January 15, 2012 - by: Northern Exposure 0 COMMENTS

By Ralph N. Nero and Keri L. Bennett

Following the earlier lead of many Canadian provinces, the federal government has now outlawed mandatory retirement for federally regulated employers such as banks, telecommunications companies, airlines, and railways.

Like many provincial governments have done, the federal government has repealed provisions under the Canadian Human Rights Act that have permitted federally regulated employers to enforce mandatory retirement policies. This amendment is a somewhat delayed response that follows a countrywide trend to end mandatory retirement.
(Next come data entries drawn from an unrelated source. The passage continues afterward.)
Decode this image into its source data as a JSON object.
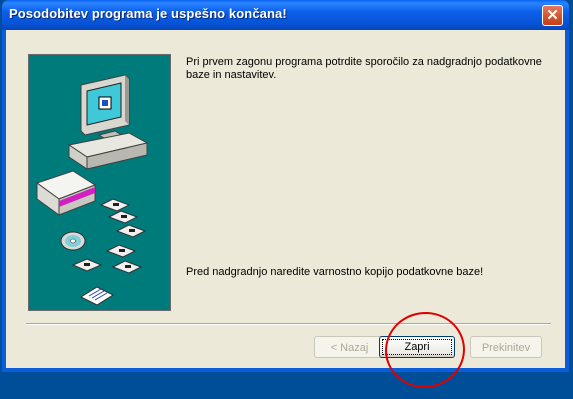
{
  "window": {
    "title": "Posodobitev programa je uspešno končana!",
    "close_symbol": "✕"
  },
  "content": {
    "message_top": "Pri prvem zagonu programa potrdite sporočilo za nadgradnjo podatkovne baze in nastavitev.",
    "message_bottom": "Pred nadgradnjo naredite varnostno kopijo podatkovne baze!"
  },
  "buttons": {
    "back_label": "< Nazaj",
    "finish_label": "Zapri",
    "cancel_label": "Prekinitev"
  },
  "icons": {
    "illustration": "computer-disks-illustration"
  },
  "colors": {
    "title_bar": "#0a5fd8",
    "illustration_bg": "#007b7b",
    "dialog_bg": "#ece9d8",
    "annotation": "#e00000"
  }
}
Federal legislative amendments
Bill C-13, Keeping Canada’s Economy and Jobs Growing Act, received Royal Assent on December 15, 2011. Part 12 of the bill repeals provisions under the Canadian Human Rights Act and the Canada Labour Code that allow for mandatory retirement. The amendments will come into force on December 15, 2012.

What next?

These amendments mean that federally regulated employers will no longer be able to manage their staff planning by relying on a predetermined point in time when employees will leave employment. Similarly, employers cannot “wait out” employees with performance problems.
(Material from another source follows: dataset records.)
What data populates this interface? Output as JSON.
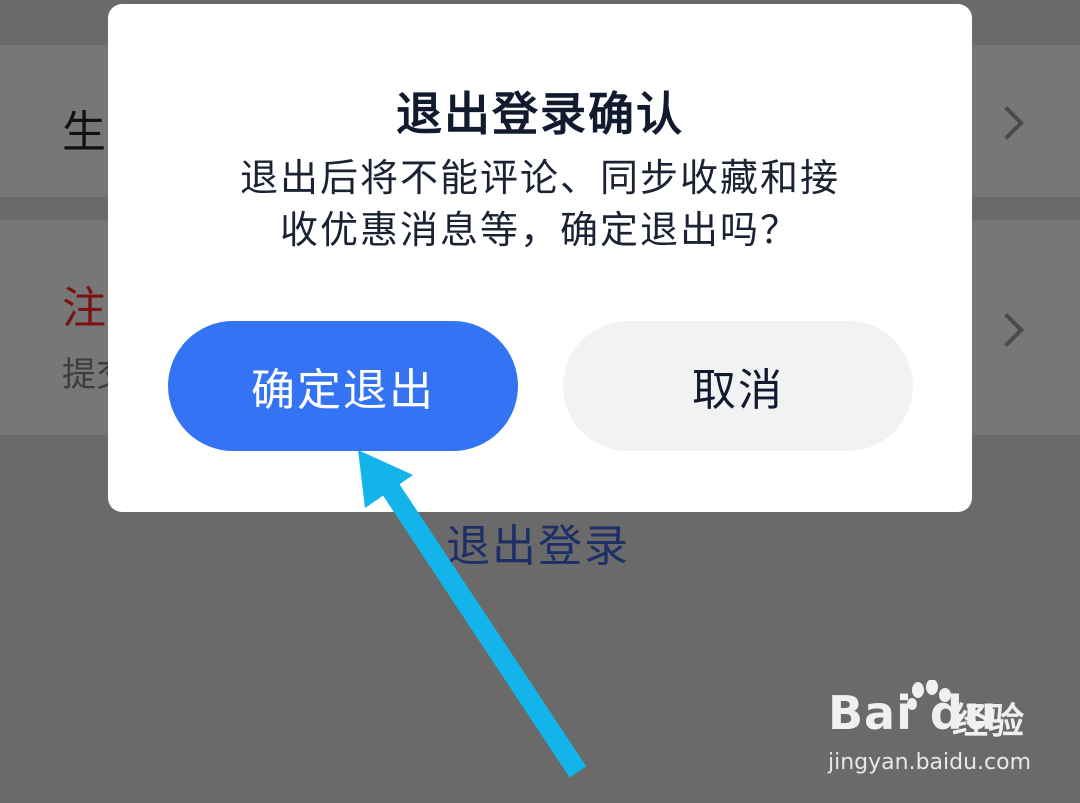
{
  "background": {
    "row1_title": "生",
    "row2_title": "注",
    "row2_subtitle": "提交",
    "logout_label": "退出登录"
  },
  "dialog": {
    "title": "退出登录确认",
    "message_line1": "退出后将不能评论、同步收藏和接",
    "message_line2": "收优惠消息等，确定退出吗？",
    "confirm_label": "确定退出",
    "cancel_label": "取消"
  },
  "watermark": {
    "logo_text": "Bai du",
    "cn_text": "经验",
    "url": "jingyan.baidu.com"
  },
  "colors": {
    "confirm_button": "#3473f3",
    "cancel_button": "#f2f2f2",
    "arrow": "#12b4ea",
    "overlay": "#6a6a6a"
  },
  "icons": [
    "chevron-right-icon",
    "arrow-annotation",
    "baidu-paw-icon"
  ]
}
In some circumstances, an employer may still be able to justify a mandatory retirement policy if it can establish a bona fide occupational requirement (BFOR) requiring an employee to retire at age 65 or earlier. This sort of exception, however, has traditionally been narrowly interpreted and is difficult to establish.

Take away for employers
Absent a mandatory retirement policy enacted pursuant to a BFOR, an employee older than 65 whose employment is terminated without just cause may have significant termination entitlements under statute or at common law. Similarly, the employee may also have human rights remedies if he or she can establish that the termination is related to age.

Rather than relying on a predetermined end date, employers must implement succession planning to ensure that institutional knowledge is passed to younger workers. Performance issues for older workers should not be ignored. Instead they should be documented and addressed.

These developments also increase the need for tightly worded employment agreements and offer letters that clearly address an employee’s termination entitlements. Policies and procedures for layoff or terminations in workforce reduction situations must be carefully established and implemented to avoid discrimination claims.

Employers in the federal sector will likely still be permitted to implement retirement programs based on age provided that these programs are not mandatory. Employers could still provide incentives to aging employees to leave the workplace as long as an employee’s decision to leave is voluntary.

Developing a comprehensive incentive plan that encourages early retirement or a reduced workload may be one way to ensure a steady rejuvenation of the workforce. It may also shield employers from costly wrongful dismissal or human rights claims. Canadian employers should examine their employment contracts, collective agreements, benefit plans, and retirement policies to ensure that they will be in compliance with this new legislation.